KV caching stores past keys and values for each layer. At generation step $t$, the model computes the new query, key, and value only for the latest token. It reuses previous keys and values.

Without caching, decoding is simple but inefficient. With caching, decoding is much faster for long outputs.

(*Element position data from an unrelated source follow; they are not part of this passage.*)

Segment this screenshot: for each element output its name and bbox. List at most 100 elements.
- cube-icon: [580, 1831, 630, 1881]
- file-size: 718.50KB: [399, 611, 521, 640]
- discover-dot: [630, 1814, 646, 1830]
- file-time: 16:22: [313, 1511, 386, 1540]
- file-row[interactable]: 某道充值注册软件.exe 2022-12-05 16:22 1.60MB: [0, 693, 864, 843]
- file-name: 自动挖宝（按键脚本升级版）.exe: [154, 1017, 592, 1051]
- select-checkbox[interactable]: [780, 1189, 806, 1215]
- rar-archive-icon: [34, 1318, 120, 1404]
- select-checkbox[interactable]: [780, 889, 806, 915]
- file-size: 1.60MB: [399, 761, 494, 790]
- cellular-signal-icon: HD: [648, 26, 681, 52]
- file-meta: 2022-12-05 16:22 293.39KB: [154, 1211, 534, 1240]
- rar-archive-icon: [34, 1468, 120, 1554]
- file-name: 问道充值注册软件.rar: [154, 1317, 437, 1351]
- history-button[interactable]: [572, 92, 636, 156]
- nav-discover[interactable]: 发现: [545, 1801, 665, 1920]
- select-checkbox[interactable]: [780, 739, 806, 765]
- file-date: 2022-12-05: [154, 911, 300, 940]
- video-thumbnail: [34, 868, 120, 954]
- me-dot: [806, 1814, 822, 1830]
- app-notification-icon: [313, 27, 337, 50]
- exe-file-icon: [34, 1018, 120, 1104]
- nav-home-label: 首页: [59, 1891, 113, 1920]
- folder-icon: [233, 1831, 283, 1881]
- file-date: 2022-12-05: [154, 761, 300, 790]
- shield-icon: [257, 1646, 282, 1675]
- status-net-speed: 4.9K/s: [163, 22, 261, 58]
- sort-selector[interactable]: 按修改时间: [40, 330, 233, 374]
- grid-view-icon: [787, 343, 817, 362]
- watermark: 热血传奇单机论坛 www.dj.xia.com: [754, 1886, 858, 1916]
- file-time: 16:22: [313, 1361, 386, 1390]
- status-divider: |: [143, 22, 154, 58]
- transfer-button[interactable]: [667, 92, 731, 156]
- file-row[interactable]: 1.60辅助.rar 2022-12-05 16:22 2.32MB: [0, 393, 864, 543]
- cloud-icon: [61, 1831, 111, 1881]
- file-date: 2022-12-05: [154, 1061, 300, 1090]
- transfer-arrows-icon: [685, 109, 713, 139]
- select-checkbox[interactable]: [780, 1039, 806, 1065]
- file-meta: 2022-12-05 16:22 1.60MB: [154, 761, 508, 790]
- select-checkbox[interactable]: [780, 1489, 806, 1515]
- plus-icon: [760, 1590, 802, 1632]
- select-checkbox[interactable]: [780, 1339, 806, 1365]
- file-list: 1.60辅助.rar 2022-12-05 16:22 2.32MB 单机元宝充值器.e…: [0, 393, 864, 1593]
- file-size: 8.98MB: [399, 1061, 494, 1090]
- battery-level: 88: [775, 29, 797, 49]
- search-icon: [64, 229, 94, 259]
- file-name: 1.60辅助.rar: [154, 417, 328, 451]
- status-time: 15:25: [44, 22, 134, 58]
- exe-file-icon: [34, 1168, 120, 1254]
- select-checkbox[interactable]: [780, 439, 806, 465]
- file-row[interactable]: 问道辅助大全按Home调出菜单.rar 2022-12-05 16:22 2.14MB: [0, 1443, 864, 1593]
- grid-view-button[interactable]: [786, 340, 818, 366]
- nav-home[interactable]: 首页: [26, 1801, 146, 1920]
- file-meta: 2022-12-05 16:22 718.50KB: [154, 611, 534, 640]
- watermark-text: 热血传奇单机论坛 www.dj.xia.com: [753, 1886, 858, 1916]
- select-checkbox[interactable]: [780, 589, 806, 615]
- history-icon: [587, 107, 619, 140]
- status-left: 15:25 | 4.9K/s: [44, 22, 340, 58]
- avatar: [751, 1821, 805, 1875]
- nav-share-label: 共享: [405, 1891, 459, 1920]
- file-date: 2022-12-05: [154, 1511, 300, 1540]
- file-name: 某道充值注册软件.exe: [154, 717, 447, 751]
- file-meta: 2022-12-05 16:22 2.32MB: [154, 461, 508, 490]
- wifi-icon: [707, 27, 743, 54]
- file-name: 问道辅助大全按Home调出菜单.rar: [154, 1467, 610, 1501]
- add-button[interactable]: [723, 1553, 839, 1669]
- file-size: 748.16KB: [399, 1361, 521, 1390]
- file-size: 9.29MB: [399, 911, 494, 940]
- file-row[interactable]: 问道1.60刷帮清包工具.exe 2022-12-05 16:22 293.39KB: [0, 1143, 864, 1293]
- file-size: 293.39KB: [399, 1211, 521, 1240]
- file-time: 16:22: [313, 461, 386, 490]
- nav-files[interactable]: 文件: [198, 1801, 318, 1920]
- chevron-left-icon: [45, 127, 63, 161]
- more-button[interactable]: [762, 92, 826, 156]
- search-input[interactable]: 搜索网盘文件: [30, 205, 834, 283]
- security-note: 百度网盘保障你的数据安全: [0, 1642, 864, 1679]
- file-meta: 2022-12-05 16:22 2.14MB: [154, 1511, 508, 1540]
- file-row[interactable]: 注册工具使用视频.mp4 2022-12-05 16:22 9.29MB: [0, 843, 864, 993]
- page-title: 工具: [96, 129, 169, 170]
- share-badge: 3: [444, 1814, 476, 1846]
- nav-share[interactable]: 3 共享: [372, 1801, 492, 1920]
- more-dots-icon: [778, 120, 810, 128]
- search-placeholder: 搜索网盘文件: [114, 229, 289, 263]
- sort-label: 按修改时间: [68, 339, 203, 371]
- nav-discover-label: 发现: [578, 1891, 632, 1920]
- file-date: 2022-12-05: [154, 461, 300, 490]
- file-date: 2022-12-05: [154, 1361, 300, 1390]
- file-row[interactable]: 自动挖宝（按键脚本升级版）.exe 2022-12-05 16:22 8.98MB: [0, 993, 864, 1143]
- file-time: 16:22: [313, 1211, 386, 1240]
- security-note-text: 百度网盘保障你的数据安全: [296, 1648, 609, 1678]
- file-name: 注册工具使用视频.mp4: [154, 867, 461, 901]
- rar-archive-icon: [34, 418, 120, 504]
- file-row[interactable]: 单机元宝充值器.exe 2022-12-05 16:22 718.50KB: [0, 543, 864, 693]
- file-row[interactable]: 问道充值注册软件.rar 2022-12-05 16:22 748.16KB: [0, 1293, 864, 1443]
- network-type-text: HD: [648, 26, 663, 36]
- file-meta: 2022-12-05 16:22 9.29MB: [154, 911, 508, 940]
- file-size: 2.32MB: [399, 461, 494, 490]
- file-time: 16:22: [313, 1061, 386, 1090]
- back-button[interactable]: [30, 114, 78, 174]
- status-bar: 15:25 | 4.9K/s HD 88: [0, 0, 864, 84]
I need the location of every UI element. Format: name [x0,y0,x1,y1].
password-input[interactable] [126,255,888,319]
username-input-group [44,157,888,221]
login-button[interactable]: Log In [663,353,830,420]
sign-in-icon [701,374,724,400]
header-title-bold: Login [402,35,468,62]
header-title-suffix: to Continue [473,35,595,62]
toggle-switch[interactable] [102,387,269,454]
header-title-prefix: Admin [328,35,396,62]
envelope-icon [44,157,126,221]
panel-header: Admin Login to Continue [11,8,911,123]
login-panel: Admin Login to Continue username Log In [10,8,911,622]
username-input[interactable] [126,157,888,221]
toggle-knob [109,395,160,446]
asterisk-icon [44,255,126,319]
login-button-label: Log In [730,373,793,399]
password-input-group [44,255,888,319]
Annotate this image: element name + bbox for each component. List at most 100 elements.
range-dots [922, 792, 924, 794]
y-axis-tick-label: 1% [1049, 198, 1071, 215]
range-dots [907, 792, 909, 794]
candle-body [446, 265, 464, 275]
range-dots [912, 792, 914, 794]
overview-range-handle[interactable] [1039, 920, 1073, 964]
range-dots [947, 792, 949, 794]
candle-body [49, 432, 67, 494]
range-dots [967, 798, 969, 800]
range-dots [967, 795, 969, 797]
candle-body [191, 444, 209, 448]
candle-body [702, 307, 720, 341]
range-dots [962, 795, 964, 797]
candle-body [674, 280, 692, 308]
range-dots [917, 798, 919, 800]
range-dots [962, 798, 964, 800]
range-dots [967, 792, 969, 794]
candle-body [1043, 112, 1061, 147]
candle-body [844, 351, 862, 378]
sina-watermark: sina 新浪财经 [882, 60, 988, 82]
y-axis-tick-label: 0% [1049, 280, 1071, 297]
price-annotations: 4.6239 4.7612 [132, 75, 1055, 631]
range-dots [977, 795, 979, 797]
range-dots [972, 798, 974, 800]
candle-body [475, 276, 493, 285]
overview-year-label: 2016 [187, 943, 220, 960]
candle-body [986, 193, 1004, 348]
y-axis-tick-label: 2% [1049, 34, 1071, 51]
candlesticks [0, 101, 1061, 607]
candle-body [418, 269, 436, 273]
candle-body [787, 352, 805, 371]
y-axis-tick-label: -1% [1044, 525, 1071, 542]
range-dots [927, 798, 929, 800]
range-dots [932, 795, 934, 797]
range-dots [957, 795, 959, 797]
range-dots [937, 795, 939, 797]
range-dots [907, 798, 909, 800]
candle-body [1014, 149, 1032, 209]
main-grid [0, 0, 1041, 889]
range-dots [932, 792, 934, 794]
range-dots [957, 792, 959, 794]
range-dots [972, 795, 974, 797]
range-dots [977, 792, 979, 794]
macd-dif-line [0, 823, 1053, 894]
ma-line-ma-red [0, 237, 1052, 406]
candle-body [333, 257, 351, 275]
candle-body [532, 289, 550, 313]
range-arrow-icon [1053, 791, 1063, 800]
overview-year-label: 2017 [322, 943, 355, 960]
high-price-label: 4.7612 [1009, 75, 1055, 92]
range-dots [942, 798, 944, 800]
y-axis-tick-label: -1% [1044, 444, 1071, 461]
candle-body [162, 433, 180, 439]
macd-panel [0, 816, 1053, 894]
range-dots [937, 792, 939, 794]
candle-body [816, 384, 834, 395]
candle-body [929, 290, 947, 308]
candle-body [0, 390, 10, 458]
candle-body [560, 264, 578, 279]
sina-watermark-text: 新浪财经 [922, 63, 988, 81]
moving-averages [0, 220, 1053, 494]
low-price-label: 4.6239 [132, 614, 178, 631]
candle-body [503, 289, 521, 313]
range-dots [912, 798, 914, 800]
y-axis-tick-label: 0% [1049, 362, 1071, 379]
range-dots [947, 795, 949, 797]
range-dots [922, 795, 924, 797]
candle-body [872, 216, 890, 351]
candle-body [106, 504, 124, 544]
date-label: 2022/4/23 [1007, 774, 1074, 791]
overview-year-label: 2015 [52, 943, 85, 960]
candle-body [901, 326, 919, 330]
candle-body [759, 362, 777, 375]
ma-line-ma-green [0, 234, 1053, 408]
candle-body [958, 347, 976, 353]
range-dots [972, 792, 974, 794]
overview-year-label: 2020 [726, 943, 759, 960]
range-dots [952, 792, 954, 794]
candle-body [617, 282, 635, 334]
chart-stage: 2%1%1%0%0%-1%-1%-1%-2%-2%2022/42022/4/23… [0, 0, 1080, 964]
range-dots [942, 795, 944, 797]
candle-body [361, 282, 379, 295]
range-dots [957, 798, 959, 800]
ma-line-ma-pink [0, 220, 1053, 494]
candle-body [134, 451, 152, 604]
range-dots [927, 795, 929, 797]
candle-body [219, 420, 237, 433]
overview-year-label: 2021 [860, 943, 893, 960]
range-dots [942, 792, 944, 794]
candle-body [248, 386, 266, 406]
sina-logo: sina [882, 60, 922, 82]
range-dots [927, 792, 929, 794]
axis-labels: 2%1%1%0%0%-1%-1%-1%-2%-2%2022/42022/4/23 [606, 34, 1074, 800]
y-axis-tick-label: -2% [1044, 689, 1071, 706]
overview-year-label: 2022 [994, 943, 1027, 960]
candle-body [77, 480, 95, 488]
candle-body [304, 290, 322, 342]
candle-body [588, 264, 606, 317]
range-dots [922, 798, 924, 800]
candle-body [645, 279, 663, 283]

Conceptually, for each layer, the cache stores:

```python
past_keys:   [B, H, T_past, d_head]
past_values: [B, H, T_past, d_head]
```

At the next step, new keys and values are appended:

```python
keys = torch.cat([past_keys, new_keys], dim=2)
values = torch.cat([past_values, new_values], dim=2)
```

KV caching changes inference code more than training code. During training, the full sequence is processed in parallel. During generation, tokens are processed incrementally.

### Decoder-Only Versus Encoder-Decoder Models

Decoder-only models are trained to continue text. They are natural for open-ended generation, chat, code completion, and instruction following.

Encoder-decoder models separate input understanding from output generation. They are natural for translation, summarization, speech-to-text, and tasks where the source and target have different structures.

| Property | Decoder-only | Encoder-decoder |
|---|---|---|
| Input processing | Causal self-attention over one sequence | Encoder reads source, decoder generates target |
| Cross-attention | Usually absent | Present |
| Common tasks | Language modeling, chat, code | Translation, summarization, speech |
| Generation | Autoregressive | Autoregressive |
| Prompt format | Source and target in one sequence | Source and target separated |

Many modern systems use decoder-only models because one next-token objective can cover many tasks. Encoder-decoder models remain strong when the task has a clear input-output structure.

### Summary

A transformer decoder uses causal self-attention to produce representations that cannot depend on future tokens. This makes it suitable for autoregressive generation.

A decoder-only language model combines token embeddings, position embeddings, stacked decoder layers, and a vocabulary projection. It is trained by next-token prediction using shifted input and target sequences.

During inference, the model generates tokens one at a time. KV caching avoids recomputing past keys and values, making long generation practical.